Abstract
In caring for our collection of anaërobic cultures which now numbers 69 strains distributed among 15 clearly recognizable species and 4 strains as yet unidentified, we have observed that certain ones habitually form white crystalline products in the deep brain medium that is used for preserving the stock cultures; namely 3 strains of B. bifermentans, 4 of B. centrosporogenes (a new species shortly to be described for the first time), 1 of B. histolyticus, and especially an unplaced culture, herewith designated No. 106, that resembles B. sporogenes in certain properties but differs in its striking crystal formation. All of these are actively putrefactive anaërobes.
We have failed to observe such crystals in 6 strains of B. Welchii, 3 of B. Novyi, 2 of B. butyricus, 19 serologically homologous strains of B. sporogenes, 5 heterologous strains of B. sporogenes, 2 strains of B. botulinus Type A, 3 of B. botulinus Type B, 7 of Vibrion septique, 7 of B. tetani, 3 of B. putrificus, and 1 each of B. Chauveauii, B. sphenoides, B. tertius, and B. tetanomorphus. Of this list B. sporogenes and B. botulinus are actively putrefactive, B. tetani and B. putrificus less strikingly so.

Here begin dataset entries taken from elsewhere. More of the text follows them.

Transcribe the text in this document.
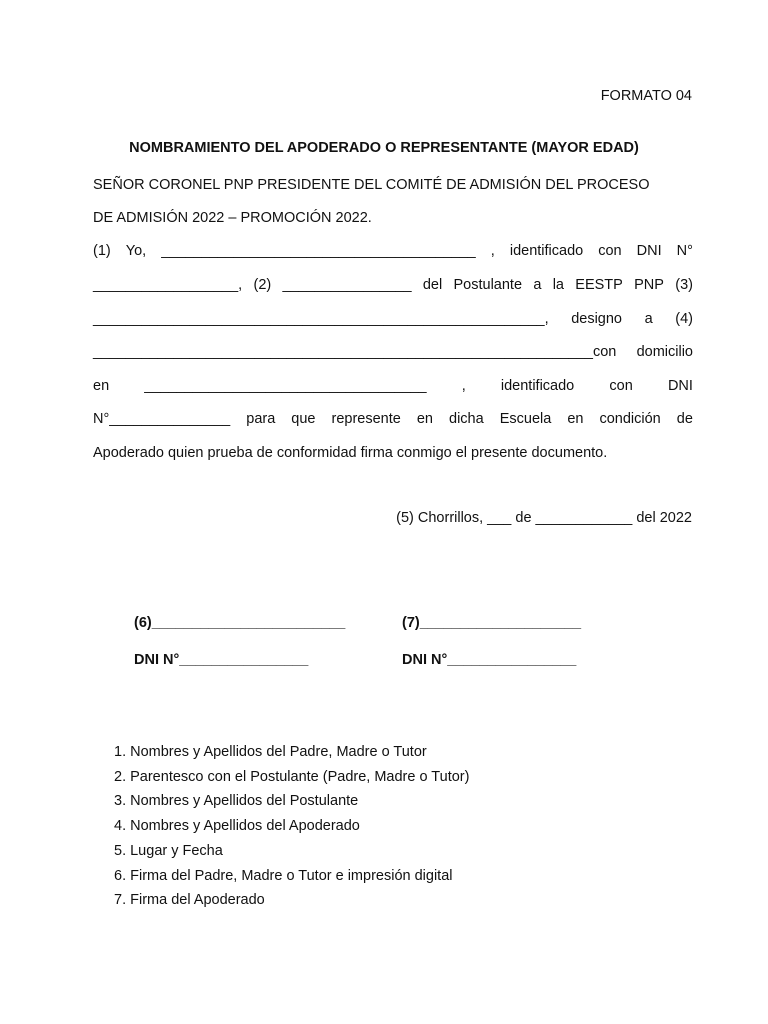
FORMATO 04
NOMBRAMIENTO DEL APODERADO O REPRESENTANTE (MAYOR EDAD)
SEÑOR CORONEL PNP PRESIDENTE DEL COMITÉ DE ADMISIÓN DEL PROCESO
DE ADMISIÓN 2022 – PROMOCIÓN 2022.
(1) Yo, _______________________________________ , identificado con DNI N°
__________________, (2) ________________ del Postulante a la EESTP PNP (3)
________________________________________________________, designo a (4)
______________________________________________________________con domicilio
en ___________________________________ , identificado con DNI
N°_______________ para que represente en dicha Escuela en condición de
Apoderado quien prueba de conformidad firma conmigo el presente documento.
(5) Chorrillos, ___ de ____________ del 2022
(6)________________________	(7)____________________
DNI N°________________	DNI N°________________
1. Nombres y Apellidos del Padre, Madre o Tutor
2. Parentesco con el Postulante (Padre, Madre o Tutor)
3. Nombres y Apellidos del Postulante
4. Nombres y Apellidos del Apoderado
5. Lugar y Fecha
6. Firma del Padre, Madre o Tutor e impresión digital
7. Firma del Apoderado
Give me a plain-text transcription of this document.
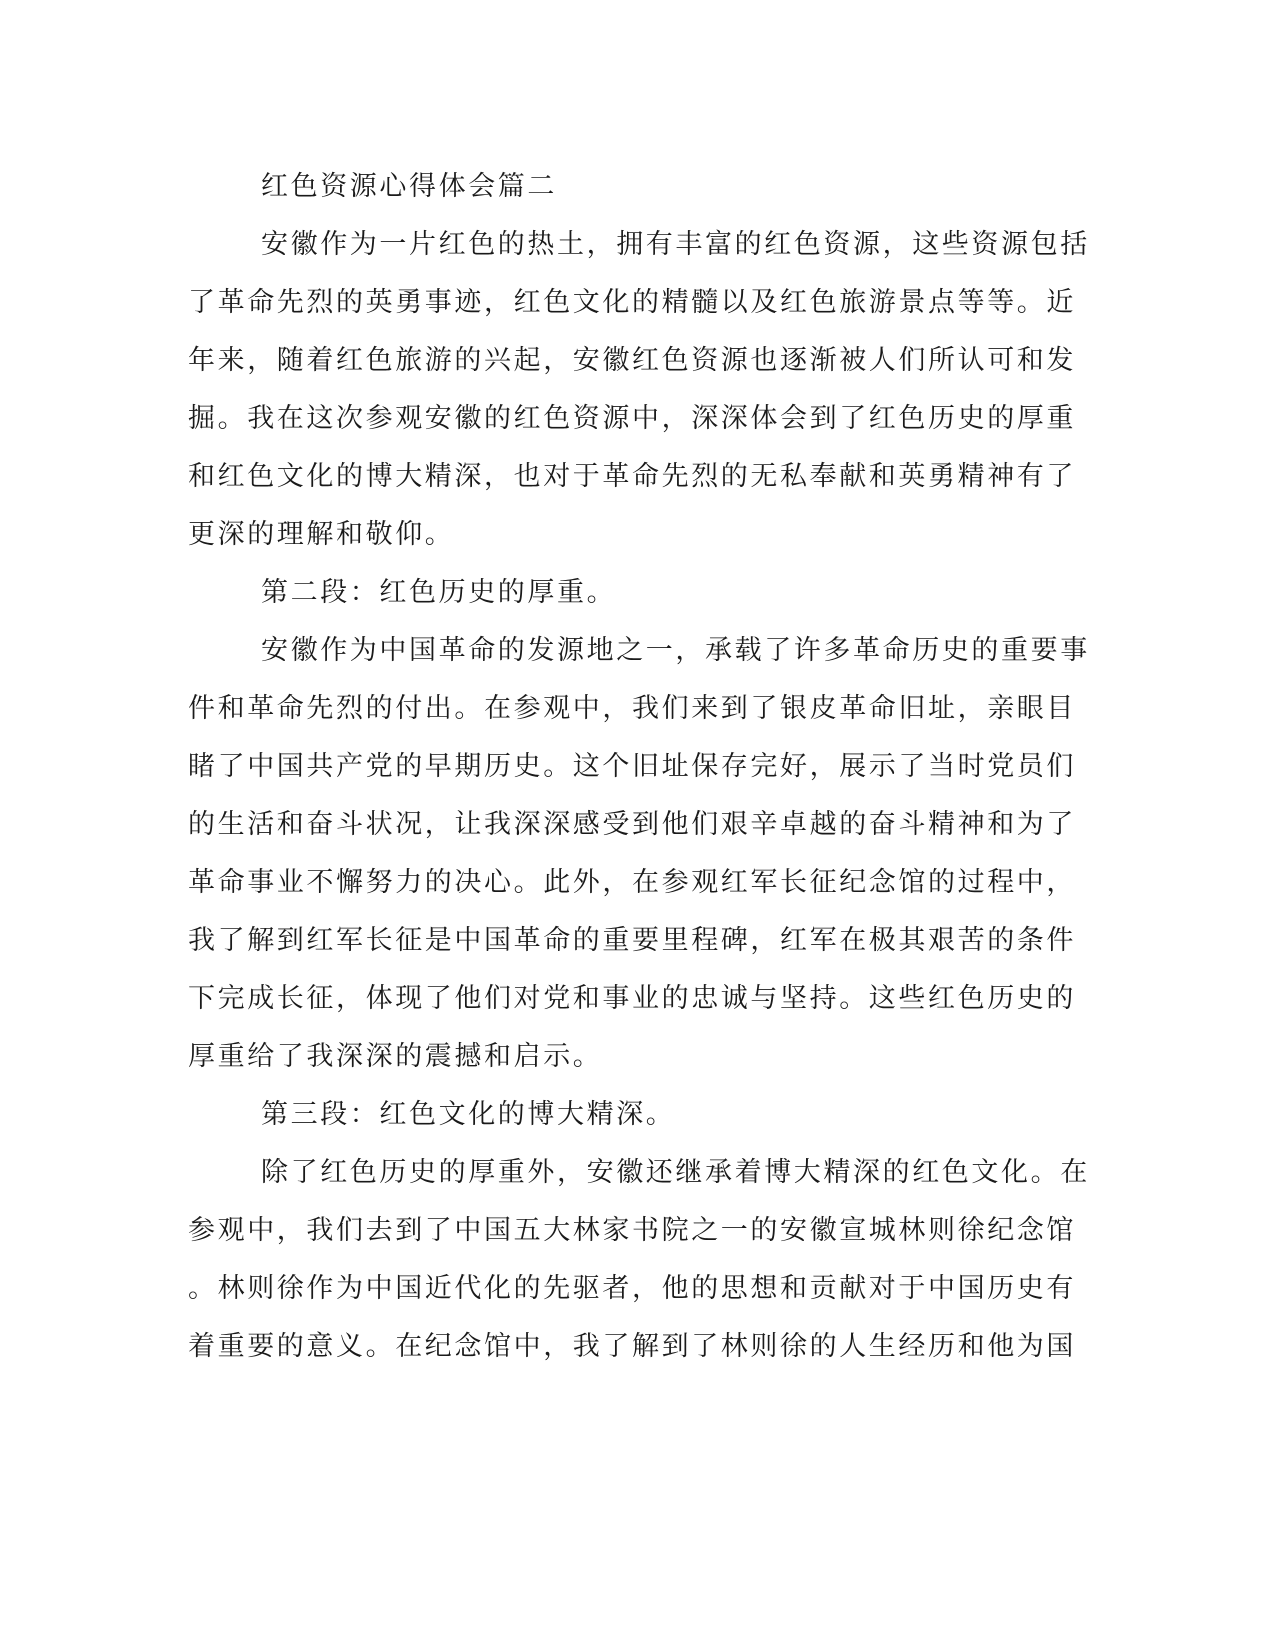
红色资源心得体会篇二
安徽作为一片红色的热土，拥有丰富的红色资源，这些资源包括
了革命先烈的英勇事迹，红色文化的精髓以及红色旅游景点等等。近
年来，随着红色旅游的兴起，安徽红色资源也逐渐被人们所认可和发
掘。我在这次参观安徽的红色资源中，深深体会到了红色历史的厚重
和红色文化的博大精深，也对于革命先烈的无私奉献和英勇精神有了
更深的理解和敬仰。
第二段：红色历史的厚重。
安徽作为中国革命的发源地之一，承载了许多革命历史的重要事
件和革命先烈的付出。在参观中，我们来到了银皮革命旧址，亲眼目
睹了中国共产党的早期历史。这个旧址保存完好，展示了当时党员们
的生活和奋斗状况，让我深深感受到他们艰辛卓越的奋斗精神和为了
革命事业不懈努力的决心。此外，在参观红军长征纪念馆的过程中，
我了解到红军长征是中国革命的重要里程碑，红军在极其艰苦的条件
下完成长征，体现了他们对党和事业的忠诚与坚持。这些红色历史的
厚重给了我深深的震撼和启示。
第三段：红色文化的博大精深。
除了红色历史的厚重外，安徽还继承着博大精深的红色文化。在
参观中，我们去到了中国五大林家书院之一的安徽宣城林则徐纪念馆
。林则徐作为中国近代化的先驱者，他的思想和贡献对于中国历史有
着重要的意义。在纪念馆中，我了解到了林则徐的人生经历和他为国
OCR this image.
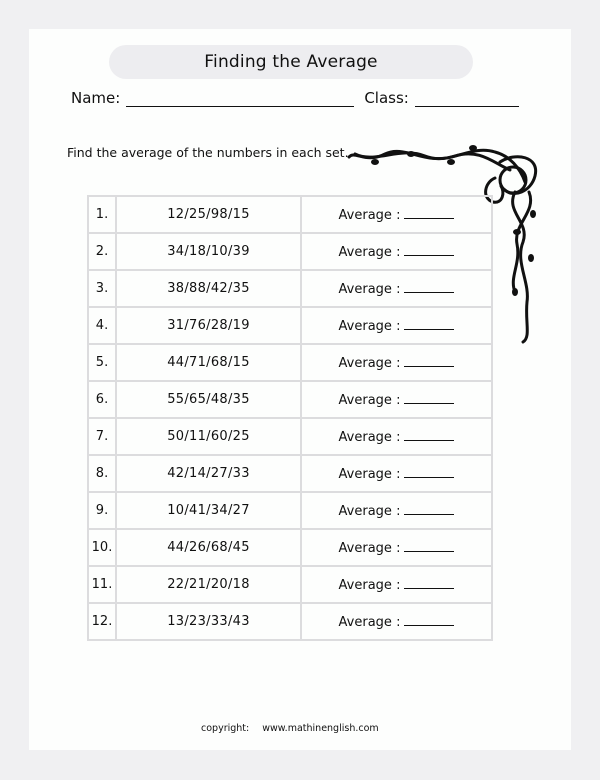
Finding the Average
Name:	Class:
Find the average of the numbers in each set.
1.	12/25/98/15	Average :
2.	34/18/10/39	Average :
3.	38/88/42/35	Average :
4.	31/76/28/19	Average :
5.	44/71/68/15	Average :
6.	55/65/48/35	Average :
7.	50/11/60/25	Average :
8.	42/14/27/33	Average :
9.	10/41/34/27	Average :
10.	44/26/68/45	Average :
11.	22/21/20/18	Average :
12.	13/23/33/43	Average :
copyright: www.mathinenglish.com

References to crystals supposed on microscopic grounds to be tyrosine in cultures of putrefactive anaerobes are scattered through the literature, a review of which is reserved for a more detailed report. So far as we are aware, no one else has recovered tyrosin in a state of high purity from a pure culture of any single bacterium.
Our studies to date show that culture No. 106 produces crystals, macro- and microscopically resembling tyrosin, in ground meat, brain, salmon, milk and suspended casein mediums not containing fermentable carbohydrates, i.e., monosaccharides in excess.